Home / Rumah Tangga / Ipar Pergi Saat Kami Tak Punya Uang Lagi / Bab 4. Ternyata Masih Ada yang Ingat

Share

Bab 4. Ternyata Masih Ada yang Ingat

Author: Astika Buana
last update Last Updated: 2022-07-27 16:09:53

"Dua hari ini, Mas perhatikan Dek Fika sering melamun. Kalau rejeki jangan kawatir, ingat burung saja dijamin Allah, apalagi kita yang insyaallah selalu di jalan-Nya."

 

"Tidak ada apa-apa, Mas," jawabku setelah menaruh teh tawar hangat di meja, dan duduk di samping Mas Farhan. 

 

Aku tidak mungkin mengatakan tentang pesan w******p dari Dek Hana. Ini hanya menambah beban pikiran suamiku, dan bisa jadi dia marah kepada adiknya. Iya kalau yang dimarahi terima, kalau tidak, dan mengadu ke Ibu mertua malah lebih gawat lagi.
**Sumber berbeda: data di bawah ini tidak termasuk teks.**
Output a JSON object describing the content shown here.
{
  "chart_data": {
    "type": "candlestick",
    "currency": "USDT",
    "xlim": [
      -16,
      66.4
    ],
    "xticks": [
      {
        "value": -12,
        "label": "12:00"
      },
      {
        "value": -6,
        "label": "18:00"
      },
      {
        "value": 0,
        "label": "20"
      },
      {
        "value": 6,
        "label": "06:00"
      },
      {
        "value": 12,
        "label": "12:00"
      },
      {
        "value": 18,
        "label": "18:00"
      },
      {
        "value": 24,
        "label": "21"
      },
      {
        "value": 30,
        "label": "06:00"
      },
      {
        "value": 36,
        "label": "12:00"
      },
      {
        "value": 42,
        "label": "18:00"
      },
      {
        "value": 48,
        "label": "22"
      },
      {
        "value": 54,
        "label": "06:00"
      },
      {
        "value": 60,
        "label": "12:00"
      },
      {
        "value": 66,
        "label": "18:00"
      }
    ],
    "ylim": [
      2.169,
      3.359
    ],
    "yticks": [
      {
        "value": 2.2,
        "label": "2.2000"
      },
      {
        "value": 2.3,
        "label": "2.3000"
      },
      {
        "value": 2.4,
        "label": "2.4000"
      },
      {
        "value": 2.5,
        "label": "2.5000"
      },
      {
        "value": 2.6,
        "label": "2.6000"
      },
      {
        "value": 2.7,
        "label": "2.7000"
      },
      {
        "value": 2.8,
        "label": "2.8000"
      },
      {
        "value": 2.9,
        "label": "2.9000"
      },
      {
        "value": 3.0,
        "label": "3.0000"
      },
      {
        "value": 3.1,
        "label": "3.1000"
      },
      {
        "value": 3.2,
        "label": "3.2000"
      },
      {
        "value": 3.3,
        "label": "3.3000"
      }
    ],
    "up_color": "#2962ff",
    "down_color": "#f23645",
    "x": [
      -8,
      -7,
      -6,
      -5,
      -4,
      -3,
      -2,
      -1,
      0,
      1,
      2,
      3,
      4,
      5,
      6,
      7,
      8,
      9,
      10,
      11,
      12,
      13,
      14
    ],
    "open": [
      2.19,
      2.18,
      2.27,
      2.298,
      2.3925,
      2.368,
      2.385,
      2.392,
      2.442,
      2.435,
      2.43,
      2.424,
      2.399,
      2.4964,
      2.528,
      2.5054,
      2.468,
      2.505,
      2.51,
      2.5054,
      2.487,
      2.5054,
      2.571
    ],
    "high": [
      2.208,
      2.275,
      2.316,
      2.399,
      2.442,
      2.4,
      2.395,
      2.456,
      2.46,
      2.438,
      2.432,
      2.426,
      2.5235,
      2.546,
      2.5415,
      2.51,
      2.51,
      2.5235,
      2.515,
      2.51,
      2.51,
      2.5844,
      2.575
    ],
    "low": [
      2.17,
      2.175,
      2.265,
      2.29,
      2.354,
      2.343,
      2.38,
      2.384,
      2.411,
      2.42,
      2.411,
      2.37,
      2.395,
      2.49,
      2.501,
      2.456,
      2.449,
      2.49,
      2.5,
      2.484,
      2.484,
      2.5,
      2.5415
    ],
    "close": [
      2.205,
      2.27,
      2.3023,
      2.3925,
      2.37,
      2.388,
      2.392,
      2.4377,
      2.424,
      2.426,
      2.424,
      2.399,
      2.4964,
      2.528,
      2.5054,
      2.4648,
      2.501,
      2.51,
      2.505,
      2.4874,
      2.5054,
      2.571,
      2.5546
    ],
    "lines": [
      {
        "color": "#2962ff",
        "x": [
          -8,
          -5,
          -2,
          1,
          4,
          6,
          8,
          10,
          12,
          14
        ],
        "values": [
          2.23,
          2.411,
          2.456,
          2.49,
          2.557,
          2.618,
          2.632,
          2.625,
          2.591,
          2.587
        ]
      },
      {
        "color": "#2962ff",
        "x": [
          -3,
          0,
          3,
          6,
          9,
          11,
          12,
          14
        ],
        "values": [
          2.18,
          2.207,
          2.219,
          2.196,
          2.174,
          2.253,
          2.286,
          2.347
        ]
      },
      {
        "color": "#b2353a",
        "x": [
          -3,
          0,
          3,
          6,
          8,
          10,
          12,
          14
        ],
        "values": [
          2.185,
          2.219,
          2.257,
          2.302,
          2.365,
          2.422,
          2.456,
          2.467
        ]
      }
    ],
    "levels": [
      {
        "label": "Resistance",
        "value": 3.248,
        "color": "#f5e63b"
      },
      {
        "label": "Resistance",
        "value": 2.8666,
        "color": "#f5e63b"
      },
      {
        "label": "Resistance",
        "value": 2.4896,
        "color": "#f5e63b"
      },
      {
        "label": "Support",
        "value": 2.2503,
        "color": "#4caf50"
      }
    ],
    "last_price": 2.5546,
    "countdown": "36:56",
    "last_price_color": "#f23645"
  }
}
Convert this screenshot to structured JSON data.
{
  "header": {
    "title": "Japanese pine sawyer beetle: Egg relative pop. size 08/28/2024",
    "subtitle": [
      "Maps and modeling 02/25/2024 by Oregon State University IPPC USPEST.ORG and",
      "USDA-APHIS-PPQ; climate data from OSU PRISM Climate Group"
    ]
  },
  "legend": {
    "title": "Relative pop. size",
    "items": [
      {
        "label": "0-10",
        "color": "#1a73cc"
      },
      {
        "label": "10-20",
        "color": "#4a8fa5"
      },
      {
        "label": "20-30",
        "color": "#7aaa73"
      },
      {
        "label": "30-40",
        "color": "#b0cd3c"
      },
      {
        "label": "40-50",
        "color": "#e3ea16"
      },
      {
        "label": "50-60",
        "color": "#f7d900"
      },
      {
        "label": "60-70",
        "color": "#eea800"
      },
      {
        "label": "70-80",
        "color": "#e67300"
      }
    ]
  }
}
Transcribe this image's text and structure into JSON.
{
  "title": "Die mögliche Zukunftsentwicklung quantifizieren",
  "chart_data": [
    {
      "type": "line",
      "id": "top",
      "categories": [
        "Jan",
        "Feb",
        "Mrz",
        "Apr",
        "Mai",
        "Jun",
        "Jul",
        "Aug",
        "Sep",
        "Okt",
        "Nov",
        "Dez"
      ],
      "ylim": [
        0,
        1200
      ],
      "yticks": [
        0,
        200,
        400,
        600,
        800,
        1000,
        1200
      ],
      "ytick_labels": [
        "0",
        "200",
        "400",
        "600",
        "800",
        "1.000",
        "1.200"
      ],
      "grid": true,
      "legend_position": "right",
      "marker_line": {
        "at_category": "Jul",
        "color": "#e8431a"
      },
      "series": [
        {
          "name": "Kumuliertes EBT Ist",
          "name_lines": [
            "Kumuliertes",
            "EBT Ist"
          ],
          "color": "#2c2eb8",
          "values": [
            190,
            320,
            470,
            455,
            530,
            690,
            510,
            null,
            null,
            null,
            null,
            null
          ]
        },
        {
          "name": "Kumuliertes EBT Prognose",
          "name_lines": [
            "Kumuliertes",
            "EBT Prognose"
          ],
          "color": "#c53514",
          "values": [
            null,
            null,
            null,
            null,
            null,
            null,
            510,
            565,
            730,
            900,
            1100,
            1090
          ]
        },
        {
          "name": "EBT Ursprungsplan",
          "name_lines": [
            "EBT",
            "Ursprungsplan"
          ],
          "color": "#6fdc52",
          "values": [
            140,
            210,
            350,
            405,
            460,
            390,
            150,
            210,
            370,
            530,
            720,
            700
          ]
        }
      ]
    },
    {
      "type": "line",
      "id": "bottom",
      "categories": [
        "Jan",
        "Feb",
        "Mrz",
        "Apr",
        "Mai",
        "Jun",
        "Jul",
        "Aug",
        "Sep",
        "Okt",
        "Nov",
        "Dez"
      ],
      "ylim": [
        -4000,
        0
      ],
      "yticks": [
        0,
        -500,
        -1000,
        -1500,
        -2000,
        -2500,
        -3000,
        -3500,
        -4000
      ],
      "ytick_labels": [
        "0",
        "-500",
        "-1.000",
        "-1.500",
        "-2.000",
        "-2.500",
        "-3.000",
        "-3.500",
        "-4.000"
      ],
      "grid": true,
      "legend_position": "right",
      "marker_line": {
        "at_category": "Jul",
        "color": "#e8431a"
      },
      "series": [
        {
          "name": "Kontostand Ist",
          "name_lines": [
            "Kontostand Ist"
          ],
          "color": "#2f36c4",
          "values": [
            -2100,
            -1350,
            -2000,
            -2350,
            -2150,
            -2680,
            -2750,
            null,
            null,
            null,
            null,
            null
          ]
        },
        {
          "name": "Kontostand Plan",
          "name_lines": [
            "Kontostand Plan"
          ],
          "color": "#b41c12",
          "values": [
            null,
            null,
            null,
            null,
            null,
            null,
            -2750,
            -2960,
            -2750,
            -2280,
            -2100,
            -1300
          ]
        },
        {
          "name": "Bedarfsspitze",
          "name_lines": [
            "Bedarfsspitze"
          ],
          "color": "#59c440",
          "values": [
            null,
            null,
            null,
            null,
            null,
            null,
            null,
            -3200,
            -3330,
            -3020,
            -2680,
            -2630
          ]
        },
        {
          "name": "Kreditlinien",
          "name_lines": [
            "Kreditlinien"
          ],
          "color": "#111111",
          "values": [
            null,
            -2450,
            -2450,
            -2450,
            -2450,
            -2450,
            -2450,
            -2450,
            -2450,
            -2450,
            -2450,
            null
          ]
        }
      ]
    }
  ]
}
Ibu mertuaku mempunyai sakit jantung, dan kabar yang mengejutkan bisa membahayakan kesehatannya.

 

Biarlah menjadi catatanku sendiri, hati ini memang sakit atas perlakuannya. Namun, dengan pasrah kepada-Nya dan mendoakan dia untuk sadar dan mengerti, itu membuat hatiku terasa lapang. Walaupun, ingatan itu masih lekat dan tidak bisa dilupakan, padahal pesan whatappsnya sudah aku hapus.

 

Ini sebagai penanda kalau adik iparku ini keberatan kalau dimintai tolong. Aku tidak akan mengijinkan suamiku mengulangi permintaan seperti kemarin. 

 

"Tuh, kan. Melamun lagi. Ada apa, Dek?" Pertanyaan Mas Farhan mengagetkan aku. Aku mengeratkan pengangan pada nampan, mencari ide pengalihan perhatian suamiku ini.

 

"Ti-tidak ada apa-apa, Mas. Beneran. Cu-cuma ada yang aku pikirkan."

 

"Apa?"

 

"E .... Aku ingin buka warung lagi, Mas."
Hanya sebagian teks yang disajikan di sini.